Ces partisans, pris dans la ferveur de cette déferlante humaine dans toutes les cités traversées durant ce périple fait à pas de charge, à la Hussarde, prédisent déjà une victoire au premier tour. La lutte contre l’esclavage, les discriminations, les inégalités, le racisme et l’exclusion, toutes réalités vécues par les Mauritaniens depuis le règne des militaires, de 1978 à nos jours, servira selon Birame Dah Abeid, comme cheval de bataille de son magistère, si les Mauritaniens lui accordent leur confiance le 22 juin 2019, jour du scrutin. Cette percée dans les régions orientales et septentrionales de la Mauritanie des profondeurs, lieux d’extrêmes pauvretés et de dénuement en dix ans de sac perpétrés par le régime finissant de Mohamed Abdel Aziz, leur a même fait dire que Birame a gagné des points inestimables et a pris une longueur d’avance sur les autres candidats.

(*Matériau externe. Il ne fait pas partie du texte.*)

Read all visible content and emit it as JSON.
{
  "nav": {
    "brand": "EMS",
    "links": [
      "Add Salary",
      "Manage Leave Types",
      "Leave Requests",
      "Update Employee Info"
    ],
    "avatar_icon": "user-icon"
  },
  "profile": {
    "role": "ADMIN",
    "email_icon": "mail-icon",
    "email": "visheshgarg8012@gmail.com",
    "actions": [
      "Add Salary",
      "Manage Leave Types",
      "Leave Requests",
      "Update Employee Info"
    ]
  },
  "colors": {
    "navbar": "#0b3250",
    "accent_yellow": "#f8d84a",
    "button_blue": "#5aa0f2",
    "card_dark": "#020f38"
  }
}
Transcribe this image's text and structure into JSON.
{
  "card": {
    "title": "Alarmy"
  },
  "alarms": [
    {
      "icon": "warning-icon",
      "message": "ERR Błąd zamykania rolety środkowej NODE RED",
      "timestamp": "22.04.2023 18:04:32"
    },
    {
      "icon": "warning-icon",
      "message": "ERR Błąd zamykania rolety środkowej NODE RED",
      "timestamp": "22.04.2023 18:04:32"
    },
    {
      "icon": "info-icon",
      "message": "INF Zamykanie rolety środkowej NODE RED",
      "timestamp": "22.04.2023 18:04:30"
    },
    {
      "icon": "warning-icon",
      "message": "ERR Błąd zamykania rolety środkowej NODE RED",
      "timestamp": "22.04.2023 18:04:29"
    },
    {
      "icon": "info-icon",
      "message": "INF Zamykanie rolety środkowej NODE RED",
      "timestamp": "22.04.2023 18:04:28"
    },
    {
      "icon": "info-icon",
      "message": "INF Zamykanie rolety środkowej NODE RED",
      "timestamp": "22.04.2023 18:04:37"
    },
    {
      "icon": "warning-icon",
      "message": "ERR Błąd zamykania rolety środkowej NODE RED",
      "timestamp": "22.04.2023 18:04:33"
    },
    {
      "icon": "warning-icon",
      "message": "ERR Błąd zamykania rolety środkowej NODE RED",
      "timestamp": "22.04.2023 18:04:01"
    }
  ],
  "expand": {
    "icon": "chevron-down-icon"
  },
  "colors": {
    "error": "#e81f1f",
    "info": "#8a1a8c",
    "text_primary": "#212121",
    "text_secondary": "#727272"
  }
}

Les populations semblent en effet avoir adhéré à son programme politique, économique et social qu’il leur propose et qui cadre en tous points à leurs aspirations et attentes. La confiance semble d’autant plus établie entre le candidat et les habitants des zones visitées, que sa tournée est précédée par son parcours de combattant de la liberté et son statut de militant qui a le plus payé de sa liberté, le triomphe de ses idéaux émancipateurs.

Après une brève escale à Nouakchott où il a animé le vendredi 14 juin, un meeting populaire à Tevragh-Zeina, Birame Dah Abeid a repris son bâton de pèlerin, à la conquête des voix de la Vallée et du Centre mauritanien. A Rosso, Boghé, et Kaédi  dont les images ont déjà défilé,  l’apothéose d’une tournée encore plus spectaculaire s’annonce déjà. Les populations de la Vallée semblent en effet avoir déjà dit OUI à Birame.